In McClendon’s case, TRACE identified five individuals liable for supplying the vodka she drank that night.
TRACE is modeled after a program used in California, and McClendon’s case is just one of Arizona’s 65 cases opened since TRACE started 10 years ago.
Sgt. Wes Kuhl, the lead investigator for the program since its inception, said many of the cases are tragic and that those involving deaths stand out.
“These are young people who are trying to start a life, start to go to college and be a productive citizen in our state,” he said. “So when we lose somebody like that, it’s hard on us, it’s hard on the family, it’s hard on everybody.”
Kuhl noted that even though these individuals have made the choice to drink, placing responsibility on the people or establishments supplying that alcohol is a key component to reducing underage drinking.
“It’s important because the family member or friend that provided the alcohol to the underage person still did something illegal,” he said. “We are still police officers in the state of Arizona, and so we have to conduct our investigation criminally and hold those people responsible that did commit a crime.”
Lee Hill, communications and special projects director for the department, said TRACE is a valuable prevention tool.

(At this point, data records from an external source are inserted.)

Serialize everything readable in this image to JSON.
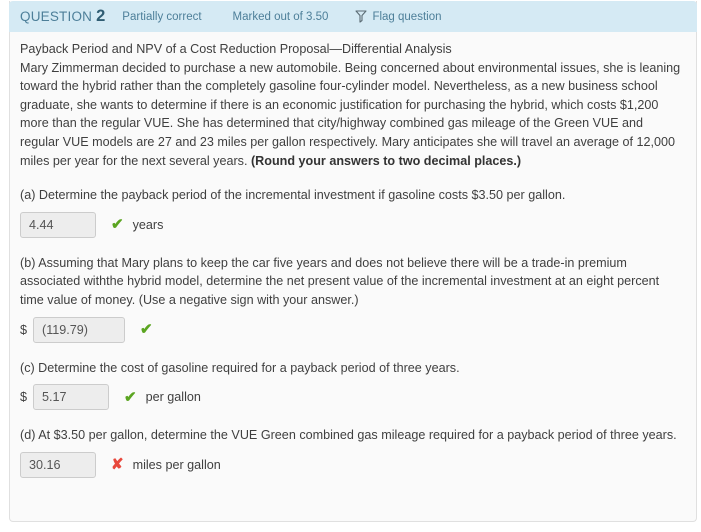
{
  "header": {
    "question_label": "QUESTION",
    "question_number": "2",
    "grade_status": "Partially correct",
    "marks": "Marked out of 3.50",
    "flag_label": "Flag question",
    "background_color": "#d5eaf4",
    "text_color": "#4d7f99"
  },
  "question": {
    "title": "Payback Period and NPV of a Cost Reduction Proposal—Differential Analysis",
    "body_text": "Mary Zimmerman decided to purchase a new automobile. Being concerned about environmental issues, she is leaning toward the hybrid rather than the completely gasoline four-cylinder model. Nevertheless, as a new business school graduate, she wants to determine if there is an economic justification for purchasing the hybrid, which costs $1,200 more than the regular VUE. She has determined that city/highway combined gas mileage of the Green VUE and regular VUE models are 27 and 23 miles per gallon respectively. Mary anticipates she will travel an average of 12,000 miles per year for the next several years. ",
    "body_bold_tail": "(Round your answers to two decimal places.)"
  },
  "parts": [
    {
      "id": "a",
      "prompt": "(a) Determine the payback period of the incremental investment if gasoline costs $3.50 per gallon.",
      "currency_prefix": "",
      "value": "4.44",
      "placeholder": "",
      "mark": "✔",
      "mark_state": "correct",
      "mark_color": "#5ba521",
      "unit": "years",
      "input_width": "narrow"
    },
    {
      "id": "b",
      "prompt": "(b) Assuming that Mary plans to keep the car five years and does not believe there will be a trade-in premium associated withthe hybrid model, determine the net present value of the incremental investment at an eight percent time value of money. (Use a negative sign with your answer.)",
      "currency_prefix": "$",
      "value": "(119.79)",
      "placeholder": "",
      "mark": "✔",
      "mark_state": "correct",
      "mark_color": "#5ba521",
      "unit": "",
      "input_width": "wide"
    },
    {
      "id": "c",
      "prompt": "(c) Determine the cost of gasoline required for a payback period of three years.",
      "currency_prefix": "$",
      "value": "5.17",
      "placeholder": "",
      "mark": "✔",
      "mark_state": "correct",
      "mark_color": "#5ba521",
      "unit": "per gallon",
      "input_width": "narrow"
    },
    {
      "id": "d",
      "prompt": "(d) At $3.50 per gallon, determine the VUE Green combined gas mileage required for a payback period of three years.",
      "currency_prefix": "",
      "value": "30.16",
      "placeholder": "",
      "mark": "✘",
      "mark_state": "incorrect",
      "mark_color": "#e8483c",
      "unit": "miles per gallon",
      "input_width": "narrow"
    }
  ]
}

When more people know that a program like this exists, it can deter people from supplying underage individuals alcohol in the first place.
“The reason TRACE has been so effective is that people now know that because of surveillance, because of interviewing, because of all these different techniques that we use in this type of an investigation we can very successfully get back to who supplied that liquor,” she said.

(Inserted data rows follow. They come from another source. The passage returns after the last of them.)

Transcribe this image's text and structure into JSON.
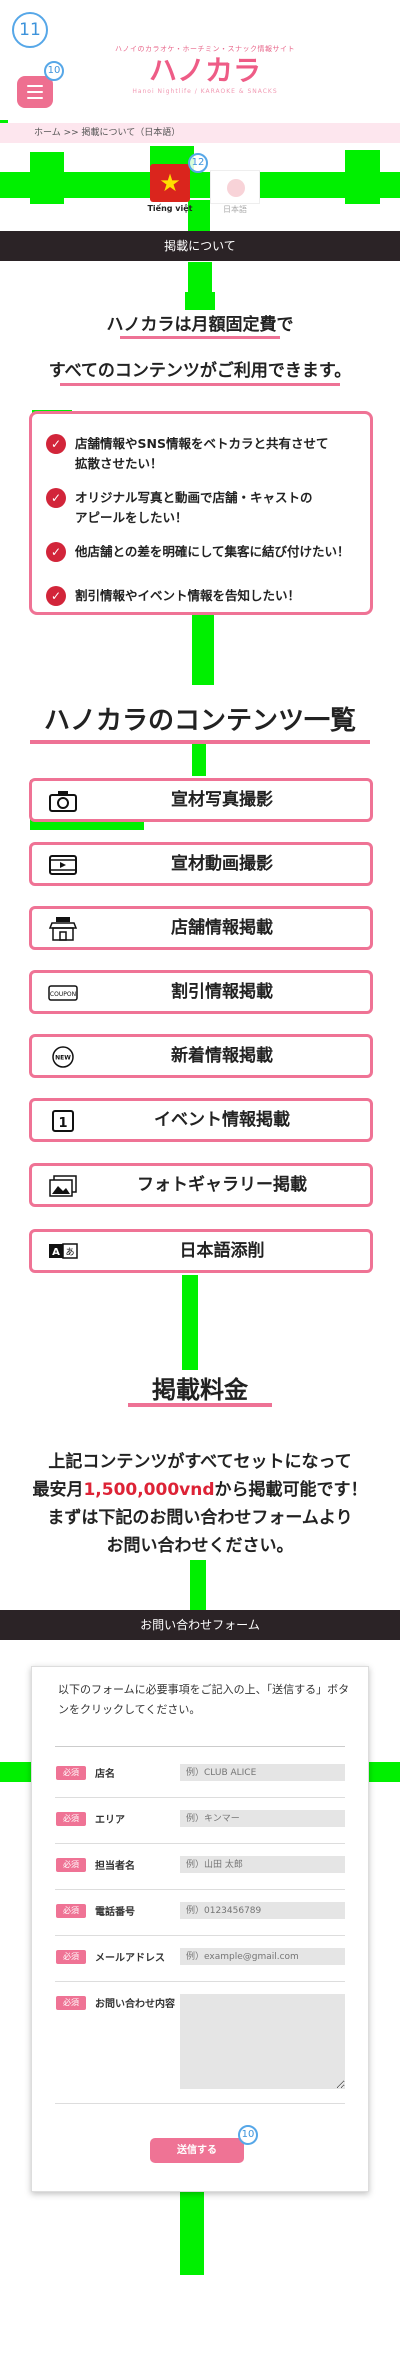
{
  "header": {
    "tagline": "ハノイのカラオケ・ホーチミン・スナック情報サイト",
    "logo": "ハノカラ",
    "logo_sub": "Hanoi Nightlife / KARAOKE & SNACKS",
    "menu_icon": "hamburger-icon"
  },
  "overlay_badges": [
    "11",
    "10",
    "12",
    "10"
  ],
  "breadcrumb": "ホーム >> 掲載について（日本語）",
  "languages": [
    {
      "label": "Tiếng việt",
      "icon": "vietnam-flag-icon",
      "active": true
    },
    {
      "label": "日本語",
      "icon": "japan-flag-icon",
      "active": false
    }
  ],
  "sections": {
    "about": "掲載について",
    "contact": "お問い合わせフォーム"
  },
  "intro": {
    "line1": "ハノカラは月額固定費で",
    "line2": "すべてのコンテンツがご利用できます。"
  },
  "benefits": [
    {
      "line1": "店舗情報やSNS情報をベトカラと共有させて",
      "line2": "拡散させたい！"
    },
    {
      "line1": "オリジナル写真と動画で店舗・キャストの",
      "line2": "アピールをしたい！"
    },
    {
      "line1": "他店舗との差を明確にして集客に結び付けたい！",
      "line2": ""
    },
    {
      "line1": "割引情報やイベント情報を告知したい！",
      "line2": ""
    }
  ],
  "contents_title": "ハノカラのコンテンツ一覧",
  "contents": [
    {
      "label": "宣材写真撮影",
      "icon": "camera-icon"
    },
    {
      "label": "宣材動画撮影",
      "icon": "video-icon"
    },
    {
      "label": "店舗情報掲載",
      "icon": "shop-icon"
    },
    {
      "label": "割引情報掲載",
      "icon": "coupon-icon"
    },
    {
      "label": "新着情報掲載",
      "icon": "new-icon"
    },
    {
      "label": "イベント情報掲載",
      "icon": "event-icon"
    },
    {
      "label": "フォトギャラリー掲載",
      "icon": "gallery-icon"
    },
    {
      "label": "日本語添削",
      "icon": "translate-icon"
    }
  ],
  "fee": {
    "title": "掲載料金",
    "line1": "上記コンテンツがすべてセットになって",
    "line2_prefix": "最安月",
    "price": "1,500,000vnd",
    "line2_suffix": "から掲載可能です！",
    "line3": "まずは下記のお問い合わせフォームより",
    "line4": "お問い合わせください。"
  },
  "form": {
    "intro": "以下のフォームに必要事項をご記入の上、「送信する」ボタンをクリックしてください。",
    "required_label": "必須",
    "fields": [
      {
        "label": "店名",
        "placeholder": "例）CLUB ALICE"
      },
      {
        "label": "エリア",
        "placeholder": "例）キンマー"
      },
      {
        "label": "担当者名",
        "placeholder": "例）山田 太郎"
      },
      {
        "label": "電話番号",
        "placeholder": "例）0123456789"
      },
      {
        "label": "メールアドレス",
        "placeholder": "例）example@gmail.com"
      }
    ],
    "message_label": "お問い合わせ内容",
    "submit": "送信する"
  },
  "colors": {
    "accent_pink": "#ef7395",
    "dark_bar": "#2b2326",
    "check_red": "#d2253a",
    "overlay_green": "#00f000",
    "badge_blue": "#3d93db"
  }
}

These techniques can include gathering information from the site of the incident that can be receipts, fake IDs, grocery bags and interviews with those involved. If the evidence leads to an establishment, investigators can issue subpoenas or search warrants to obtain anything else that could help.
TRACE is just one way Arizona focuses on reducing underage drinking.
Before a new semester begins at ASU, Tempe Police Department’s Safe and Sober campaign in part aims to educate as many of the 10,000 incoming freshmen as possible about the dangers of alcohol and the department’s zero tolerance policy with underage drinking. In the following weeks, police heavily patrol for violators.
Lt. Mike Pooley of Tempe police said that even though programs like Safe and Sober and TRACE can’t eliminate underage drinking the consequences need to be echoed, especially to students.
“We hope to avoid seeing anyone hurt,” he said. “When they go to ASU, we want them to get a good education, have fun. But at the end of the semester, at the end of their schooling, we want them to be able to go home safely.”
Arizona establishments recently began denying alcohol to anyone presenting a vertical ID because of a new state law requiring those 21 and over to switch to a horizontal version.
Matthew Bannon, manager of Tops Liquors in Tempe, said his store has had the occasional invalid ID come through its doors. He said his staff is good about spotting violators but added that the ID flip won’t alleviate the problem.
“In the short term it will befuddle a few people attempting to acquire alcohol illicitly,” he said. “In the long run, no. It’s just going to be another convoluted step in a series of underage drinking.”
For the investigators at TRACE, however, every step counts.
“We’re out there. We’re going to be looking for underange people drinking,” Kuhl said. “But when there are tragic incidents that do happen we’re going to be there to trace back the event and hold those people responsible.”